Pasaron varios fines de semana entre fiestas y alcohol. Ya en pleno invierno, Elizabeth tenía la llave de un departamento en el último piso que debía cuidar, ya que los dueños se habían mudado y había quedado solo.
—¿Qué tal si hacemos una fiesta este fin de semana? —propuso Elizabeth. —¡Estaría buenísimo! —respondimos todas con entusiasmo.
Sería nuestra primera fiesta organizada por nosotras, ya que siempre eran los chicos quienes se encargaban. Subimos y, entre mate y mate, limpiamos todo.
—¿Cómo hacemos con la música? —preguntó Elizabeth. —Nosotras nos hacemos cargo —dijo mi hermana—. Hablamos con el papi, le pedimos el equipo y compramos unos CD vírgenes. Después los mandamos a grabar.
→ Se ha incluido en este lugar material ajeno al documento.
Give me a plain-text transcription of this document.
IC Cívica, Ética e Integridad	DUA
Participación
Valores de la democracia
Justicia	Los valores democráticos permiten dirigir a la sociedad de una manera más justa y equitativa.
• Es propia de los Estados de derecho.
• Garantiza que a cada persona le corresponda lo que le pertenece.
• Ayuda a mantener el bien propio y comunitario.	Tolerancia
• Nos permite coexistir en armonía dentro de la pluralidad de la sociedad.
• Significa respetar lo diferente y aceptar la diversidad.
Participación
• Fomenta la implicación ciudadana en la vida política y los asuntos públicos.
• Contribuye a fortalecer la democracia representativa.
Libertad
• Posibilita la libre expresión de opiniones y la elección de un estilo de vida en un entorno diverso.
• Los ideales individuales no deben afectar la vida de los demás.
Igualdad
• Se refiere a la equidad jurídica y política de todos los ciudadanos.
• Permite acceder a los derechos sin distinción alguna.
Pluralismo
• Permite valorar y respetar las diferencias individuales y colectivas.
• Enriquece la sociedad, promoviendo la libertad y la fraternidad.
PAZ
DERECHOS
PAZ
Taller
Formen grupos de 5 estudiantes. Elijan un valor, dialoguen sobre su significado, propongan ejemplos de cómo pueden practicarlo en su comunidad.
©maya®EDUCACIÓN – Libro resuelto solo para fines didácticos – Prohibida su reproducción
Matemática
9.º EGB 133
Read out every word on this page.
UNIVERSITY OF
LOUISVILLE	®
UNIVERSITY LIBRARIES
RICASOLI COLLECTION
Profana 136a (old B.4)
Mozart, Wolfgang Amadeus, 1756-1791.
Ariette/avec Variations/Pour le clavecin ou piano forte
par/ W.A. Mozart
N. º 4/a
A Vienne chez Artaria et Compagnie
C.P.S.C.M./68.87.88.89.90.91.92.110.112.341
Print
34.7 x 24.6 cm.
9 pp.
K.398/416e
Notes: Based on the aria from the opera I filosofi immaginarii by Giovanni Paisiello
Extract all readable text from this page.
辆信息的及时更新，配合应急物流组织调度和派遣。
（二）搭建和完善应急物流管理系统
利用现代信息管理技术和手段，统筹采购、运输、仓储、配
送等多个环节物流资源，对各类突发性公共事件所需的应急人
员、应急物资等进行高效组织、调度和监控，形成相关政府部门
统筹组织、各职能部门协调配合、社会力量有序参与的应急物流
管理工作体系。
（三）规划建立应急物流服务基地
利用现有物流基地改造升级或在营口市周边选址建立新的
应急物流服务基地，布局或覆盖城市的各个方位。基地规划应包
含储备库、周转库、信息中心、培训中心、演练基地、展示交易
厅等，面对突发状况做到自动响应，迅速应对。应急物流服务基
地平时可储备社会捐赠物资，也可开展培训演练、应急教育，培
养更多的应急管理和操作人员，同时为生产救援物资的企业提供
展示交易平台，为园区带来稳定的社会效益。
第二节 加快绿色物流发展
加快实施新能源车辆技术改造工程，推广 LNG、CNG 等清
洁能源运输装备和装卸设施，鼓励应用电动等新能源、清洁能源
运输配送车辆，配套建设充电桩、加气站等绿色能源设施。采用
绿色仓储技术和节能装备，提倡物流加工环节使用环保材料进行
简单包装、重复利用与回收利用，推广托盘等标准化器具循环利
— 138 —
—Acá cerca hay un señor que graba CD —dijo Elizabeth. —¡Vamos!
Fuimos, golpeamos la puerta.
—¿Cuánto cobra por grabar unos CD? —preguntó Elizabeth. —Cinco pesos por CD. Tienen que traerme un listado de por lo menos veinte temas por disco —respondió el señor. —Perfecto, gracias.
Volvimos a la casa de Elizabeth y nos pusimos manos a la obra para armar los listados. Todo quedó listo: los CD bien grabados, el equipo de sonido en el departamento.
—Es hora, mujeres, de comprar la bebida —dijo Elizabeth.
Fuimos al súper y cargamos varios cajones de cerveza. Mientras hacíamos las compras, nos reíamos de cómo nos miraban las personas: cuatro mujeres cargando muchísimo alcohol.
—¡Parecemos unas alcohólicas! —comentó una, y todas estallamos en carcajadas.
Nos reíamos de todo, felices, entre bolsas y botellas. Caminamos con el cargamento por las calles del barrio, con esa sensación de complicidad única. Le avisamos a todo el mundo: la fiesta estaba en marcha.
Todo estaba listo.
Realmente, jamás pensé que esa noche cambiaría mi vida. Y jamás podría olvidarla.